Purpose
A Values analysis is often useful as the first type of analysis to perform on data that is relatively unknown to the analyst. It helps determine the nature and overall quality of the data. For example, whether the data is categorical or continuously numeric, how many null values it contains, etc.
A Values analysis provides a count of the number of rows, rows with non-null values, rows with null values, rows with value 0, rows with a positive value, rows with a negative value, and the number of rows containing blanks in the given column. By default, unique values are counted, but this calculation can be inhibited for performance reasons if desired.
Note that for a column of non-numeric type, the zero, positive and negative counts will always be zero (for example, 000 is not counted as 0).
A Values analysis can be performed on columns of any data type, though the measures displayed vary according to column type.
Syntax
call twm. td_analyze('Values','database=twm_source;tablename=twm_customer_analysis;columns=income,marital_status;Optional Parameters;');Required Parameters
- columns
- The columns to be analyzed.
- database
- The database containing the table to be analyzed.
- tablename
- The table containing the columns to be analyzed.
- Values
- The Values parameter:
- Is required
- Must be the first parameter
- Is always enclosed in single quotes
Optional Parameters
- groupby
-
If one or more columns are specified with the groupby parameter, a separate analysis is performed for each value or combination of values in the specified columns. For example: groupby=gender,marital_status.
- outputdatabase
- This parameter specifies the name of the database that will contain the analysis results table.
- outputtablename
- Specifies the name of the table that will store the analysis results. If this parameter is not supplied, the results are returned as a result set.
- uniques
- When set to true, unique values are counted for each selected column. By default, unique values are set to true and not counted.
- where
- Option to have the specified SQL WHERE clause generated within the Histogram SQL to filter rows selected for analysis. For example: where=cust_id > 0.
Examples
The examples in this section demonstrate the invocation of the Values analysis.These examples assume that the td_analyze function has been installed in a database named twm.
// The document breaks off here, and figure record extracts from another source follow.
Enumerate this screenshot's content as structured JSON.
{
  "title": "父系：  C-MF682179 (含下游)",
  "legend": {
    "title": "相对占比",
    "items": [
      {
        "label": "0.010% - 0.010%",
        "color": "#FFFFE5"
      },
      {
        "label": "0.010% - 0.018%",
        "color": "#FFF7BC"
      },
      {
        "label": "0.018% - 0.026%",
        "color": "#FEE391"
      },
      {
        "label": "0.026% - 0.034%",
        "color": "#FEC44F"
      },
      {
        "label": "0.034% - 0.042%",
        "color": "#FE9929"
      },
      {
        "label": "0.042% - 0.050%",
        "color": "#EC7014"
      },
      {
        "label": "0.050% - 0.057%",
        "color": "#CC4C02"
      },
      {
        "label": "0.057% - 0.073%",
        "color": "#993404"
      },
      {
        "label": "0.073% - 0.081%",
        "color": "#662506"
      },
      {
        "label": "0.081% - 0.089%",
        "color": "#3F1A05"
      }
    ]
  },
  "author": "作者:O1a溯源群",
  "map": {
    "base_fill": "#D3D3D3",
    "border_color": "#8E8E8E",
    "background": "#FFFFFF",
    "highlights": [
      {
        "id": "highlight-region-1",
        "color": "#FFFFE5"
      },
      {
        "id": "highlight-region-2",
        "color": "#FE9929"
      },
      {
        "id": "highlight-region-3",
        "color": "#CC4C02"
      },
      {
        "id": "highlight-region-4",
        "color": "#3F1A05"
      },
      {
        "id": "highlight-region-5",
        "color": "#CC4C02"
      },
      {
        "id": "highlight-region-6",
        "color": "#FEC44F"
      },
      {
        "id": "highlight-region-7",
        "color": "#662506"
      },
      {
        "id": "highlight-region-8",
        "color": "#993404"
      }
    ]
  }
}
The first example uses a minimal number of parameters and does not produce an output table.
call twm.td_analyze('Values','database=twm_source;tablename=twm_customer_analysis;columns=income,marital_status;');
The second example builds on the first example and produces an output table.
call twm.td_analyze('Values','database=twm_source;tablename=twm_customer_analysis;columns=income,marital_status;outputdatabase=twm_results;outputtablename=_twm_values;groupby=gender;where=cust_id > 0;uniques=false;');
This third example includes additional optional parameters.
call twm.td_analyze('Values','database=twm_source;tablename=twm_customer_analysis;columns=income,marital_status;outputdatabase=twm_results;outputtablename=_twm_values_table;groupby=gender;where=cust_id > 0;');